Wenn es um das Bürgeramt gehe, würden die Fechenheimer schnell hellhörig, sagt der Fechenheimer SPD-Stadtverordnete, Jan Klingelhöfer. „Wir haben schon oft gehört, es sei alles in Ordnung. Von der Post etwa, als sie den Geldautomaten abschaffte und sagte, jener in Bornheim sei gut zu erreichen. Irgendwann war die Post ganz weg.“ Oder die Rewe-Gruppe, die beschwichtigte, als sie aus ihrem Markt einen Nahkauf machte. „Nun ist auch der Nahkauf zu.“

Ein ständiger Kampf

Ständig kämpfe der Stadtteil darum, etwas zu bewahren, sagt Klingelhöfer. Dabei sei Fechenheim gewachsen, von 15 000 auf 18 000 Einwohner. Und es wachse weiter, entstehe doch an der Dieburger Straße ein neues Wohngebiet. „Das Bürgeramt hat mehr als nur symbolische Bedeutung.“ Statt Infrastruktur abzubauen, benötige Fechenheim eine bessere Infrastruktur, sagt SPD-Ortsbeirat Stephan Zilcher. „Dazu haben wir das Programm Aktive Kernbereiche. Und deshalb versuchen wir, eine gymnasiale Oberstufe nach Fechenheim zu holen.“ Mit ihrer kleinen „Tante-Emma-Meldestelle“ seien die Fechenheimer zufrieden. Und SPD-Ortsbeirätin Magdalena Grana weist auf die vielen älteren und gehbehinderten Fechenheimer hin – und auf die vielen Menschen, die sich ein Busticket kaum leisten könnten.
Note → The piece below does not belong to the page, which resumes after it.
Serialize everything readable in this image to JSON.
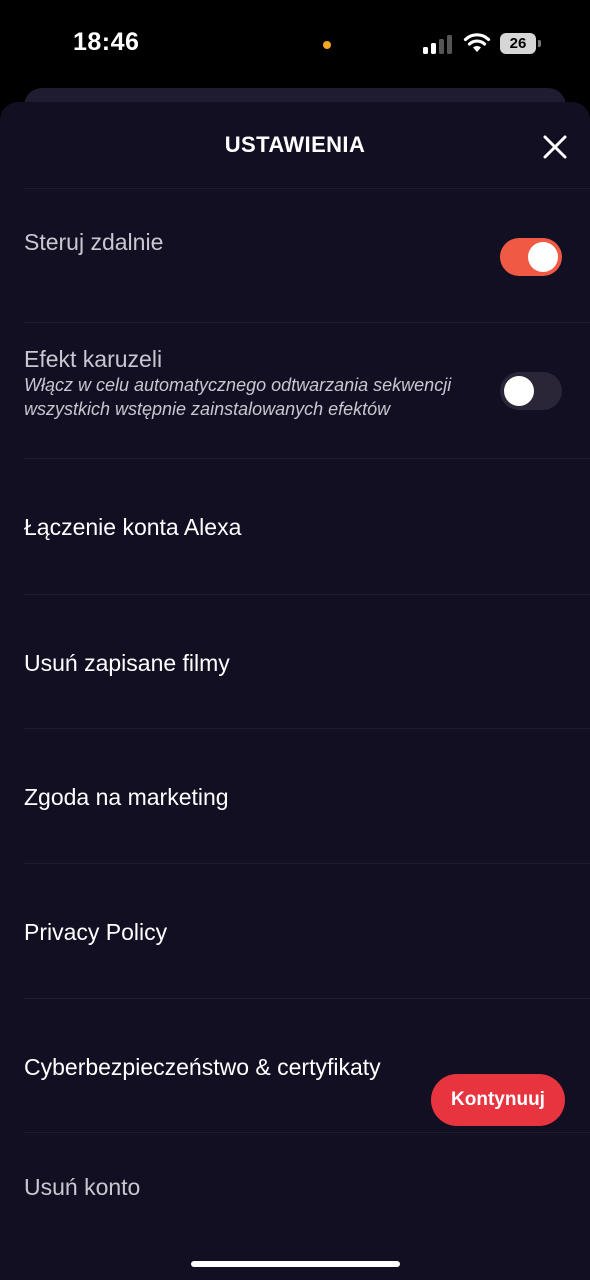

Falle die Meldestelle weg, hätten die Fechenheimer weite Weg, sagt Grünen-Ortsbeirat Thomas Dorn. „Die Fahrt mit der Straßenbahn zum Bürgeramt auf der Zeil dauert hin und zurück zwei Stunden. Wer dorthin will, muss sich einen halben Tag freinehmen.“ Angesichts der Personalknappheit in Fechenheim sparen zu wollen, sei der falsche Weg, sagt Linke-Ortsbeirat Stefan Klee. „Richtig wäre, für mehr Personal zu kämpfen und sich dafür die Unterstützung der Ortsbeiräte zu sichern.“

Unterstützung bekommt Schneider von CDU-Ortsbeirat Sebastian Schugar. „Es gibt keine Verhandlungen im Geheimen. Beim ersten Treffen mit dem Ortsbeirat ging es nur um ein Stimmungsbild.“ Auch dürfe man das Bürgeramt im alten Rathaus nicht glorifizieren. „Es ist ein kleines, stickiges Räumchen.“ Und zu Fuß gut zu erreichen sei das Bürgeramt auch heute für nur wenige Fechenheimer. „Für jene aus der Leo-Gans-Straße oder aus Fechenheim-Nord ist der Weg weit.“ Es gehe ja nicht darum, das Bürgeramt zu schließen, sondern nur um einen neuen Standort.